Seanad debates

Tuesday, 2 July 2013

Central Bank (Supervision and Enforcement) Bill 2011: Report and Final Stages

 

4:30 pm

Photo of Brian HayesBrian Hayes (Dublin South West, Fine Gael) | Oireachtas source

In response to amendment No. 1, proposed and seconded by Senators Barrett and Quinn, respectively, I accept the bona fides of both Senators. The Minister for Finance and I accept fully what has been said by Senator Barrett, whose only objective is to improve the Bill. He seeks not to stand in the way of its passage but to add to it. The Bill, which I took on Report Stage in the Dáil, has been hanging around, as it were, for the past 18 months. It came in as one Bill, but was substantially amendmended on foot of two very significant Private Members' Bills introduced by the Fianna Fáil spokesperson on finance, Deputy Michael McGrath.

These were inculcated into the Bill and it showed a readiness on the part of the Minister for Finance to respond to good ideas on the part of Opposition Deputies and Senators. He has continued in that vein with this Bill.
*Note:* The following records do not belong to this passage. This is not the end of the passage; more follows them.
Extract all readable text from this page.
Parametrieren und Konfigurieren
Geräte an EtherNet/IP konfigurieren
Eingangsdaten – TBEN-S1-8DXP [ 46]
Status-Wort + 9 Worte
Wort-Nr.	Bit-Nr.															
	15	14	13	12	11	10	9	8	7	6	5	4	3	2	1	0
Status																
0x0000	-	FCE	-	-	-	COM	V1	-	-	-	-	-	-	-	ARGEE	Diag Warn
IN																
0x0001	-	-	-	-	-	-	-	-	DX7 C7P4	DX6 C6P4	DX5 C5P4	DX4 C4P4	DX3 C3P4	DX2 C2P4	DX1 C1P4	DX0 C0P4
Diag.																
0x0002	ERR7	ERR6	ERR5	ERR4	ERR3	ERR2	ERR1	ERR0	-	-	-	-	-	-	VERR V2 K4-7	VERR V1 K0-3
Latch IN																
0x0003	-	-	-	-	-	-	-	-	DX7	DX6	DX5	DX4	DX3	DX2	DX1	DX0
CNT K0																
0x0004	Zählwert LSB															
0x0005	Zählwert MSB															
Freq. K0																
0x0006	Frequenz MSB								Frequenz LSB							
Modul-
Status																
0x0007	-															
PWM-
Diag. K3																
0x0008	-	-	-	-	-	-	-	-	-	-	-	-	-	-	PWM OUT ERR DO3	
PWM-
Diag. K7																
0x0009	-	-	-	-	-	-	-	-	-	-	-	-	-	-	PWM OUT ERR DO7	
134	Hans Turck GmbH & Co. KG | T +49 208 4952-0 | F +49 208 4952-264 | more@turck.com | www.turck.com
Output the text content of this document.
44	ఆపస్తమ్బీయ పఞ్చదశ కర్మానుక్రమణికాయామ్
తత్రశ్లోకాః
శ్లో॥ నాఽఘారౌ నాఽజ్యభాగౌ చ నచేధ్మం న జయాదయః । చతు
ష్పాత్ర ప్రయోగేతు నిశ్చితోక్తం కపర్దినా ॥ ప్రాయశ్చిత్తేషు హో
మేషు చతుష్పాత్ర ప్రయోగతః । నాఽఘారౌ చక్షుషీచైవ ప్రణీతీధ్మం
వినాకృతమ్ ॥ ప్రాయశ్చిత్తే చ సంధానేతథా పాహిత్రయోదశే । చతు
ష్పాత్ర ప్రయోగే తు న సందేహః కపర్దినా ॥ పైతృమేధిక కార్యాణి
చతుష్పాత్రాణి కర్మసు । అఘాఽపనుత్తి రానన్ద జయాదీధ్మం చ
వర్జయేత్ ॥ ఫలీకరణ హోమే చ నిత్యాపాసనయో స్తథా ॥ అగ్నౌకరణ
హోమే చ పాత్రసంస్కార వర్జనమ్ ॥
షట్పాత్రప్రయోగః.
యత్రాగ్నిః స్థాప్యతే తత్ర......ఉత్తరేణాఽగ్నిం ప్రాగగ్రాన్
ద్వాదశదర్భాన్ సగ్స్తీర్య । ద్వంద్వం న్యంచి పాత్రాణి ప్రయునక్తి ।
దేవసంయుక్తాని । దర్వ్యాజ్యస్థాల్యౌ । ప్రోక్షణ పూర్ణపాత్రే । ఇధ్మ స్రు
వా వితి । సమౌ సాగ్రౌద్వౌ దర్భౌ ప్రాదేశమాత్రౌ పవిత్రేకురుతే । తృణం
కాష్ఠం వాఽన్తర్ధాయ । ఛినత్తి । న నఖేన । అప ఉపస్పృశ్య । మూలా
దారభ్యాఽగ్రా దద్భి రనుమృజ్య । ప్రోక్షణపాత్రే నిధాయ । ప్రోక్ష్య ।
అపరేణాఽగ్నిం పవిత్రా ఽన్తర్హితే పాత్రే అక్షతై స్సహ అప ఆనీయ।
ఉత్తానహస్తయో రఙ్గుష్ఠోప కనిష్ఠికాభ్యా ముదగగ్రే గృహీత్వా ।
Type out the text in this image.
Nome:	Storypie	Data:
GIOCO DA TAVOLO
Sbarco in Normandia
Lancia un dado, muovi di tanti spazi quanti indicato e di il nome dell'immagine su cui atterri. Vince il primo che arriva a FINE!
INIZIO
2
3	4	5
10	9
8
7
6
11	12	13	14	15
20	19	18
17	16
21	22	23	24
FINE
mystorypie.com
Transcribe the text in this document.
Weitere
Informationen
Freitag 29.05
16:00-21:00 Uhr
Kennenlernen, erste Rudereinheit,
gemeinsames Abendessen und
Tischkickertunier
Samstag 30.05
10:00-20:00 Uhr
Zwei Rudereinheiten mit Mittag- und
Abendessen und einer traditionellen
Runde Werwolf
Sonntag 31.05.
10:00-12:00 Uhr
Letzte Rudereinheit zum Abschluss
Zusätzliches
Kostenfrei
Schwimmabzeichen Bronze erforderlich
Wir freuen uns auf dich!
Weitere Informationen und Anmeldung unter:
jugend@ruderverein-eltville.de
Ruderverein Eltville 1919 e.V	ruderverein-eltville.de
I take the point that the Senator raises and I will explain the reasons we think the amendment is superfluous. It is important to put this on record because these matters are often referred to in court. Having the opportunity to explain them gives an insight into the minds of the Oireachtas Members in terms of the passage of any amendment to the legislation. Amendment No. 1 seeks to include a new provision into Part V of the Bill, which requires the Central Bank to include in its annual report a statement of the reforms undertaken by financial services providers on foot of whistleblower disclosures. I remind Senators that the Minister introduced an amendment in the Dáil in response to concerns raised by Opposition parties on a similar point. This is effectively section 38 of the Bill, the new section introduced by the Minister on Committee Stage on page 28. The amendment inserts a new section into the Bill requiring the Governor to report to the Central Bank Commission on whistleblower disclosures and the action taken by the Central Bank on foot of them. In this way, there will be appropriate oversight of the Central Bank's responsiveness to whistleblower disclosures. Section 38(4) reads:

(a) The Governor shall provide a report to the Central Bank Commission at least annually on any action taken or not taken in response to protected disclosures.
(b) The Central Bank Commission shall determine the form and content of the report to be provided under paragraph (a).
In our view, what Senators Quinn and Barrett are looking for is already contained in the legislation. The report will be given, in the first instance, by the Governor to the Central Bank Commission and the commission will issue a report on an annual basis.

In the course of performing its function under the Central Bank Acts, the Central Bank receives information through a variety of means, including the provision of information by firms in response to statutory requests, information from authorised officer inspections and information obtained through regulatory returns. The Central Bank also receives information through voluntary disclosures by financial services providers through routine reporting and other engagement on compliance issues. It is a matter for the Central Bank to decide what action, if any, is required on foot of it receiving particular information, whether through whistleblowers or other means. Based on its assessment and on subsequent investigations, the Central Bank may require action by the financial service provider. The action may include compliance with regulatory direction, the provision of customer redress, administrative sanctions or the prosecution of an offence. The Central Bank cannot require action on foot of the whistleblower disclosure alone. It must first satisfy itself there are sufficient grounds that warrant action. The action may only be required following due process and fair procedure. In such cases, financial services legislation already provides for the publication of details of the action to be taken, the nature of the sanction or direction, albeit subject to some ground rules including, for example, ensuring the publication of the administrative sanction does not inhibit the prosecution of an offence. On that basis, I am satisfied there are appropriate measures in place to ensure oversight of Central Bank action and transparency on the action required to be undertaken by financial service providers following due process and fair procedure. This addresses much of the substance of the points raised by Senator Barrett. The Minister for Finance is more than happy that the Senator is raising this issue again this evening.

I agree that what is required is a strong regulatory regime, which is clear and transparent for all to see. Senator Barrett referred to Estelle Feldman, who is a friend of mine and who has written extensively on the topic of whistleblowers. She is also a distinguished academic in Senator Barrett's university. She has done much of the pioneering work in this area and has helped Opposition Deputies in producing legislation. The Minister for Public Expenditure and Reform, Deputy Howlin, would make the following point if he was here. It is firm intent of the Government to produce, for the first time ever, legislation to protect whistleblowers across Irish public administration. It is a key part of what we want to do in the political reform area and much of what Ms Feldman has written about over the course of the past decade and a half in her extensive research has greatly helped the Government and informed it of the legislative approach it should take. We need to protect people who have information and use it in such a way as to act in the public interest. We also need discretion for public agencies to investigate these matters and to come to a view on the substance of the allegations being made. With regard to amendment No. 1, it is already provided for under section 38. The Minister responded to an Opposition Deputy on Committee Stage in this respect.